Вольф умолчал, разумеется, о своих встречах с «военными советниками» в Асконе. Из беседы с Гиммлером и Кальтенбруннером он вынес твердое убеждение, что они, а следовательно, и Гитлер знают лишь о встрече в Цюрихе 8 марта. Гитлер очень внимательно наблюдал за Вольфом, ожидая, что тот опустит глаза под его пристальным взором. Но Вольф внешне держался спокойно, прямо глядя в глаза фюреру, по крайней мере так он обрисовал беседу некоторое время спустя.
— Хорошо, — отвечал Гитлер, — я согласен с вами и принимаю ваши объяснения. Вам фантастически повезло: если бы ваша затея провалилась, я бы действительно отказался от вас так же, как отказался от Гесса. От вас я ожидаю одного: вы должны держать в своих руках ситуацию на итальянском театре военных действий со всеми тамошними интригами и предательством. Вы это делали безупречно. Я рад, что вы добились успеха.

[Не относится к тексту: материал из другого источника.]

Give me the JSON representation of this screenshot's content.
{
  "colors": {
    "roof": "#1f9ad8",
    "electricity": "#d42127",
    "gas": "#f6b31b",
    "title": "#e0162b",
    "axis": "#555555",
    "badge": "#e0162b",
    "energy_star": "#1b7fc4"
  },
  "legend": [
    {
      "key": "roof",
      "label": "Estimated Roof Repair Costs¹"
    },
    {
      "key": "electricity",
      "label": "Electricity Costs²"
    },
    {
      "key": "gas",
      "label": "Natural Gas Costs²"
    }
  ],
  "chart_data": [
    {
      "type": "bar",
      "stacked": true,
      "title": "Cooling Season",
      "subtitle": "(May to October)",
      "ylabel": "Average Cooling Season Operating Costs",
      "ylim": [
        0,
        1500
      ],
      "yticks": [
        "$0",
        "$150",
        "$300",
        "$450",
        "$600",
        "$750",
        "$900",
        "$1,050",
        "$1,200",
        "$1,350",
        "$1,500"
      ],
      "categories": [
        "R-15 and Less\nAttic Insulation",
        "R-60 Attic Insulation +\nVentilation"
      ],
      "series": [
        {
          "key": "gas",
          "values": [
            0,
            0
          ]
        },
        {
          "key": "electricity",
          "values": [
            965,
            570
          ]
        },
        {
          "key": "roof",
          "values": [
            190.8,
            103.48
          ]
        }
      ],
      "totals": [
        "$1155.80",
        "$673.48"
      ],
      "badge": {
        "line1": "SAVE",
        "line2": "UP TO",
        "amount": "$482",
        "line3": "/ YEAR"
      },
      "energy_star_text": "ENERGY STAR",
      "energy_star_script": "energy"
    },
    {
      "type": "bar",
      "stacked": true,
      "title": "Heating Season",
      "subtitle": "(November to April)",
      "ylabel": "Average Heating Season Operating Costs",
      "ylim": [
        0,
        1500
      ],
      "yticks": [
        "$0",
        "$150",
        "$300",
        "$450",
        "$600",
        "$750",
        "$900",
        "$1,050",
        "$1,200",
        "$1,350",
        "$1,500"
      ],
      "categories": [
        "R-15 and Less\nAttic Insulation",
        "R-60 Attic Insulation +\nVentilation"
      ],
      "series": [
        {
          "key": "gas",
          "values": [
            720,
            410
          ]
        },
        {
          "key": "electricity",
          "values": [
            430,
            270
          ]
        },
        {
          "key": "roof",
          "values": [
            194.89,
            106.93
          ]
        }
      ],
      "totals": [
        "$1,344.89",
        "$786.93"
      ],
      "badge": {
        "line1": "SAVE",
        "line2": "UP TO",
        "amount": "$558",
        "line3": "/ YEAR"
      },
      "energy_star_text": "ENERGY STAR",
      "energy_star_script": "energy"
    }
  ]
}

Затем фюрер спросил, как Вольф представляет себе условия капитуляции. Тот, если верить его более поздним заявлениям, будто бы ответил, что безоговорочная капитуляция неизбежна. Но, вероятно, существует возможность некоторого смягчения условий. Внезапно Гитлер прервал беседу, сказав, что хочет отдохнуть, и предложил Вольфу явиться в 17 часов. Судя по всему, он хотел обдумать ситуацию. Итак, как считал Вольф, он первый круг испытаний прошел. Его «обаяние и искренность» сработали и на этот раз, однако главное впереди. Вольф видел, что Гитлер пребывает в состоянии умственного и физического истощения, и понял, что ему просто повезло, так как в тот момент его объяснения как нельзя более отвечали бродившим в голове Гитлера навязчивым идеям. Кальтенбруннер отмалчивался.
Ожидая на следующий день приема, Вольф обратил внимание на то, что в бункере царила крайне напряженная атмосфера. Для всех, кроме Гитлера, было ясно, что чуда не произойдет и что советские войска будут в Берлине через несколько дней.

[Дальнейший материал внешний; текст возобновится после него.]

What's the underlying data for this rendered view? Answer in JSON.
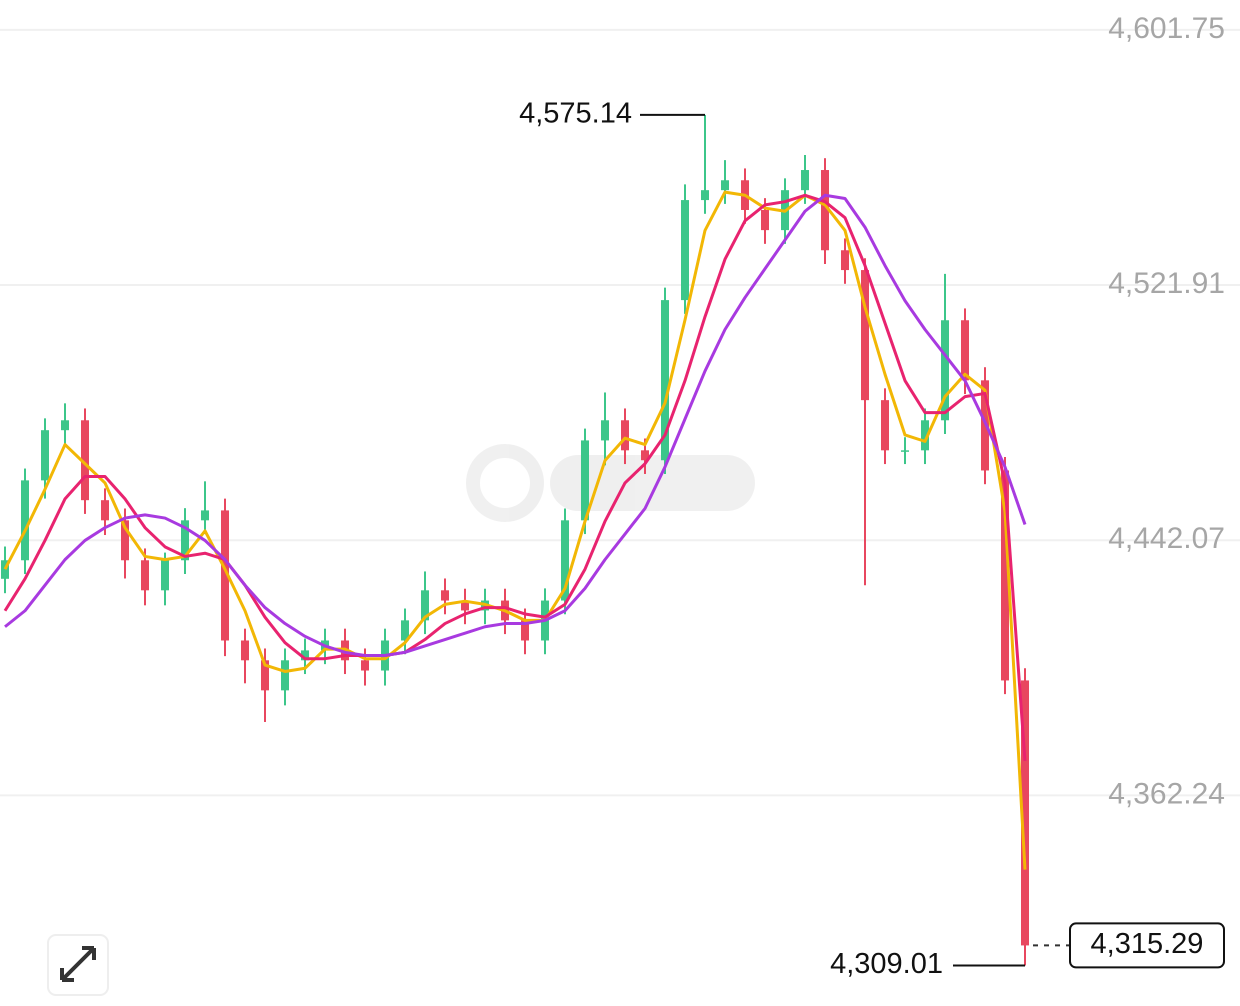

Начался воздушный налет. После отбоя появился Гитлер и предложил Вольфу прогуляться с ним по площадке, под которой располагался бункер. Здание рейхсканцелярии сильно пострадало, почти весь парк был разбомблен, но на площадке еще оставалась одна пригодная для прогулок дорожка. К ним присоединились Фегеляйн и Кальтенбруннер. Гитлер сказал, что обдумал предложение Вольфа в свете своего тотального плана. Основу его военно-политической стратегии, подчеркнул он, составляет расчет на неизбежность столкновения советских и англо-американских войск, на возможность объединения с западными союзниками для совместного продолжения войны против СССР.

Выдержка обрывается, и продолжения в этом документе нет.